Poster Wed, Jul 8, 2026 • 2:30 PM – 4:15 PM KST Coex: HALL A

Position: Preparing for AI Systems That Deceive Developers

Fengyu Duan ⋅ Xudong Pan ⋅ Yawen Duan ⋅ Adam Gleave ⋅ Ranjie Duan ⋅ Jianfeng Cao ⋅ Wenqi Chen ⋅ Yinpeng Dong ⋅ Jiarun Dai ⋅ Jie Fu ⋅ Xudong Guo ⋅ Tianxing He ⋅ Geng Hong ⋅ Naying HU ⋅ Xiaojian Li ⋅ Dongrui Liu ⋅ Chaochao Lu ⋅ Sören Mindermann ⋅ Peng XU ⋅ Yang Zhang ⋅ Chen Zheng ⋅ Brian Tse ⋅ Min Yang ⋅ Xia Hu

Abstract

AI systems may exhibit deceptive behaviors that mislead developers about their capabilities, propensities, or actions. Such deception can take distinct forms across the development lifecycle: training subversion, evaluation gaming, and control evasion.

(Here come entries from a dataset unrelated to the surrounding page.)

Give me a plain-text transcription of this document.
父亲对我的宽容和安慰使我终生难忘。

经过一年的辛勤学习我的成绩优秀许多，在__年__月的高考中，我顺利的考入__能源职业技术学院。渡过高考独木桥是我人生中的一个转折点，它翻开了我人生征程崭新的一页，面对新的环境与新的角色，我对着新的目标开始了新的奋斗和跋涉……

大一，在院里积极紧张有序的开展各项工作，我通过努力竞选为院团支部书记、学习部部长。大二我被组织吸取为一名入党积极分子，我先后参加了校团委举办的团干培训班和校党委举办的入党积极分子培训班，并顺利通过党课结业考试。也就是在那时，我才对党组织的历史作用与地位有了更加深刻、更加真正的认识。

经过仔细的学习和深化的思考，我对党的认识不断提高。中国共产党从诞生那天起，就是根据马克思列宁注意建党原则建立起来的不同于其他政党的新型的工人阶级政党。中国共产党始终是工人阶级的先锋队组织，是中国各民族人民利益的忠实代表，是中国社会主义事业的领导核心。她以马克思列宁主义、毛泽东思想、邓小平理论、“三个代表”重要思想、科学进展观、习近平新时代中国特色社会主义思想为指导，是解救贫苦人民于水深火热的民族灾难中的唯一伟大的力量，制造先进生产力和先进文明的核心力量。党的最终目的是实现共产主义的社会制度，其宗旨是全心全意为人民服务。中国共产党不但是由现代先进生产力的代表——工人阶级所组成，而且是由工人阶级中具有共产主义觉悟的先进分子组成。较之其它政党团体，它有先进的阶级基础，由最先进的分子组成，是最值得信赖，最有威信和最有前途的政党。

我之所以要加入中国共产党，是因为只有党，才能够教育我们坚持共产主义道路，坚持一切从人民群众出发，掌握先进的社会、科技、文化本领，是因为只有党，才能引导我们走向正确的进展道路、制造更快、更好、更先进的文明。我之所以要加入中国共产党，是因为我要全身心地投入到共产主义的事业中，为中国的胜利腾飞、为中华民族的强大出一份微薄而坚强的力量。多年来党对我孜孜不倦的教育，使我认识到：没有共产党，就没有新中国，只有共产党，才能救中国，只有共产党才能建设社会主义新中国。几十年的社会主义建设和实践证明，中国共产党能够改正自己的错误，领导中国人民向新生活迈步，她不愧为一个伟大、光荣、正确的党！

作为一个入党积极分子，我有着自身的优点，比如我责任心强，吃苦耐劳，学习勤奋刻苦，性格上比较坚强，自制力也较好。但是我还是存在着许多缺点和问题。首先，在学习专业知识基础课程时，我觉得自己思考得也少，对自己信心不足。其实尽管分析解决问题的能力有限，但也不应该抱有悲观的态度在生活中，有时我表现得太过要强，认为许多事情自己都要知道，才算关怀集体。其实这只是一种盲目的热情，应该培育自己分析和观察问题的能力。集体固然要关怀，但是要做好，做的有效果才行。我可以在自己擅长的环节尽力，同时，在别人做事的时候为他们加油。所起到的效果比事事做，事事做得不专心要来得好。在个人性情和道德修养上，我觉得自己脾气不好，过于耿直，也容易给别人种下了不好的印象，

We argue that the AI community should prioritize AI deception targeting developers as a distinct risk category because it compromises developers' ability to identify and mitigate all other risks. We propose three recommendations for developers: preserving monitorability during training, ensuring safety evaluation integrity against evaluation-aware systems, and establishing non-evadable control prior to deployment. We identify open problems for the research community, whose resolution is critical for the safe development of frontier AI.